A galaxy filled with several bright white and yellow lines that are interrupted at many intervals — much like how cars plying on Delhi’s roads during peak hours have to press the breaks — form the dominant narrative in artist Aditya Pande’s “Ring Road Drawing” series.
These mixed media works on display at Nature Morte are captured in pitch dark. For them, Pande photographed the ring roads in Delhi with long camera exposures at night, using the motion of taxis, traffic and lights as his guiding force. Pande shares how he followed certain lights — traffic lights, ambient lights, advertising lights, motorcycle lights and LED lights of buses — on the roads for works like Lala Lajpat Rai (Ring Road Drawing), Bahadur Shah Zafar (Ring Road Drawing) and Nelson Mandela (Ring Road Drawing), titled after the historical figures on whom the roads have been named. Combining digital, hand-drawn and collaged images, the red circles with popping eyes that Pande peppers in between seem reminiscent of the faces of these people.
Over a decade ago, in an interview with gallerist Peter Nagy, Pande had said, “I enjoy that point of ambiguity where you are not sure whether these are drawings, or have been painted or printed upon.”

The 26 mixed media works include drawings that are hand-drawn and computer generated and photographs. The solo titled “Saturday” opened on the same day it is titled after and also has references to the day of leisure being named after the Roman god Saturn. Pande says, “It is like an overarching statement for a kind of time and location. A lot of these works draw upon archaeology, city and mythology and it is almost like an intersection of various spaces we inhabit.” A graduate in communication design from National Institute of Design, Ahmedabad, he has exhibited at the Kiran Nadar Museum of Art in Noida, Nature Morte in Berlin, Otto Zoo in Milan and Bose Pacia in New York, among others.
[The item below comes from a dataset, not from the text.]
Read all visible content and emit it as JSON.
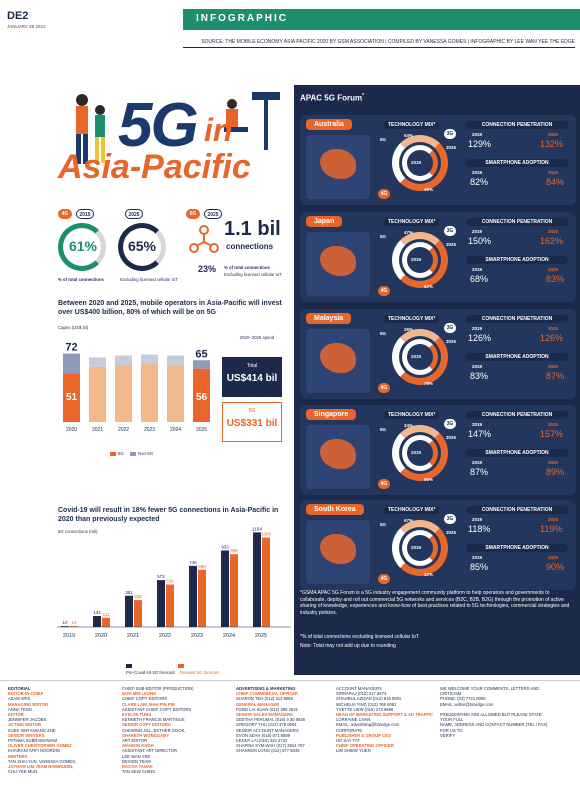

Appearing like a deep labyrinth left for the viewers to decipher and uncover one by one, Pande’s canvases oscillate between many subjects. Bearing a mythological reference, the focus of his triptych Dug Dug Dig is a small dog sculpture, resting beneath the famous Harappan Dancing Girl on display at the National Museum in Delhi, which rests atop a collage comprising the photograph of the site from where it was excavated, Mohenjo Daro. Pande says, “The tiny dog on display below Dancing Girl doesn’t get much recognition but here he is seen walking around. I am fictionalising certain narratives and mythology and juxtaposing them. It’s like a symbol of our time, where the power of mythology is mediated through technological spaces.”
As if the end result of a child’s hand, strange creatures that are playful yet terrifying and scary at the same time stare back at the viewer in the show. Against the backdrop print of crystal white ice, Pande draws a yellow mouse-like figure in Boltzmann’s Constant Worry (2013), while referring to the Boltzmann constant in physics. A hybrid bird-like figure and a black cupid inhabit the space surrounding the treasured Harappan red jasper male torso — which is housed at the National Museum — in Pande’s monochrome
A Solution Without a Problem. His first solo “A to Zoo” at Chatterjee and Lal in Mumbai in 2008 had similar characters, where he presented works that referenced zoography, hybridised insects, animals and humans, that continue to populate his canvases even today.